In [31]: arr = pd.SparseArray([1., np.nan, np.nan, -2., np.nan])
In [32]: np.abs(arr)
Out[32]:
[1.0, nan, nan, 2.0, nan]
Fill: nan
IntIndex
Indices: array([0, 3], dtype=int32)
ufunc也适用于fill_value
。这是需要得到正确的密集结果。
In [33]: arr = pd.SparseArray([1., -1, -1, -2., -1], fill_value=-1)
In [34]: np.abs(arr)
Out[34]:
[1.0, 1, 1, 2.0, 1]
Fill: 1
IntIndex
Indices: array([0, 3], dtype=int32)
In [35]: np.abs(arr).to_dense()
Out[35]: array([ 1., 1., 1., 2., 1.])
Interaction with scipy.sparse¶
实验api在稀疏熊猫和scipy.sparse结构之间进行转换。
A SparseSeries.to_coo()
method is implemented for transforming a SparseSeries
indexed by a MultiIndex
to a scipy.sparse.coo_matrix
.
该方法需要具有两个或更多个级别的MultiIndex
。
In [36]: s = pd.Series([3.0, np.nan, 1.0, 3.0, np.nan, np.nan])
In [37]: s.index = pd.MultiIndex.from_tuples([(1, 2, 'a', 0),
....: (1, 2, 'a', 1),
....: (1, 1, 'b', 0),
....: (1, 1, 'b', 1),
....: (2, 1, 'b', 0),
....: (2, 1, 'b', 1)],
....: names=['A', 'B', 'C', 'D'])
....:
In [38]: s
Out[38]:
A B C D
1 2 a 0 3.0
1 NaN
1 b 0 1.0
1 3.0
2 1 b 0 NaN
1 NaN
dtype: float64
# SparseSeries
In [39]: ss = s.to_sparse()
In [40]: ss
Out[40]:
A B C D
1 2 a 0 3.0
1 NaN
1 b 0 1.0
1 3.0
2 1 b 0 NaN
1 NaN
dtype: float64
BlockIndex
Block locations: array([0, 2], dtype=int32)

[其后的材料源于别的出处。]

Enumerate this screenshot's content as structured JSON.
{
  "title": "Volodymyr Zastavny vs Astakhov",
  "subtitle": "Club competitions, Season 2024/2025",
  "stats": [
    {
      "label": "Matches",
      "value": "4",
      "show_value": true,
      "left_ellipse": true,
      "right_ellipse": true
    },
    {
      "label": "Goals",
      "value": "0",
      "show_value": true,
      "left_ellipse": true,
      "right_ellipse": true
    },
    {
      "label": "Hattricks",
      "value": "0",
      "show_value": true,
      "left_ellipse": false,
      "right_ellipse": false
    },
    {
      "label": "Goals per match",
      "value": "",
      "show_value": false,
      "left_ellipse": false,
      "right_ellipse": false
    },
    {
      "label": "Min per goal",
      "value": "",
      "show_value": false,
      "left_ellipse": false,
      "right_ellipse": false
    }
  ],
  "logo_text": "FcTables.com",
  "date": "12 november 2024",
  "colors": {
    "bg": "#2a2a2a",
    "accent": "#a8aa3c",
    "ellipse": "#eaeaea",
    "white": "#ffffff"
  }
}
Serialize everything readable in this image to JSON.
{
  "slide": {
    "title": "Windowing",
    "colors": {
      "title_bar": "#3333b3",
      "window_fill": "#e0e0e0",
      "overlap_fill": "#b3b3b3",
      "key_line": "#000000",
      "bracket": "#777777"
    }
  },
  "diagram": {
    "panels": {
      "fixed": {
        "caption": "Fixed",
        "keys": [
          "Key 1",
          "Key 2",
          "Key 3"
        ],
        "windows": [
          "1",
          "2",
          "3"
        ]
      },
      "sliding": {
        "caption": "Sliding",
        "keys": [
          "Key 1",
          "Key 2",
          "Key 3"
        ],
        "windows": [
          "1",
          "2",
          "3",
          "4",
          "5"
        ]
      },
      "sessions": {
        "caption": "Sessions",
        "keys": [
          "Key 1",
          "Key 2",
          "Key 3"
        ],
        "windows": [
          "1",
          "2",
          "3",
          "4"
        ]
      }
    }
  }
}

Block lengths: array([1, 2], dtype=int32)
在下面的示例中,通过指定第一个和第二个MultiIndex
级别定义行的标签,将SparseSeries
变换为2-d数组的稀疏表示,和第四级定义列的标签。我们还指定列和行标签应按最终稀疏表示法排序。
In [41]: A, rows, columns = ss.to_coo(row_levels=['A', 'B'],
....: column_levels=['C', 'D'],
....: sort_labels=True)
....:
In [42]: A
Out[42]:
<3x4 sparse matrix of type '<type 'numpy.float64'>'
with 3 stored elements in COOrdinate format>
In [43]: A.todense()
Out[43]:
matrix([[ 0., 0., 1., 3.],
[ 3., 0., 0., 0.],
[ 0., 0., 0., 0.]])
In [44]: rows
Out[44]: [(1, 1), (1, 2), (2, 1)]
In [45]: columns
Out[45]: [('a', 0), ('a', 1), ('b', 0), ('b', 1)]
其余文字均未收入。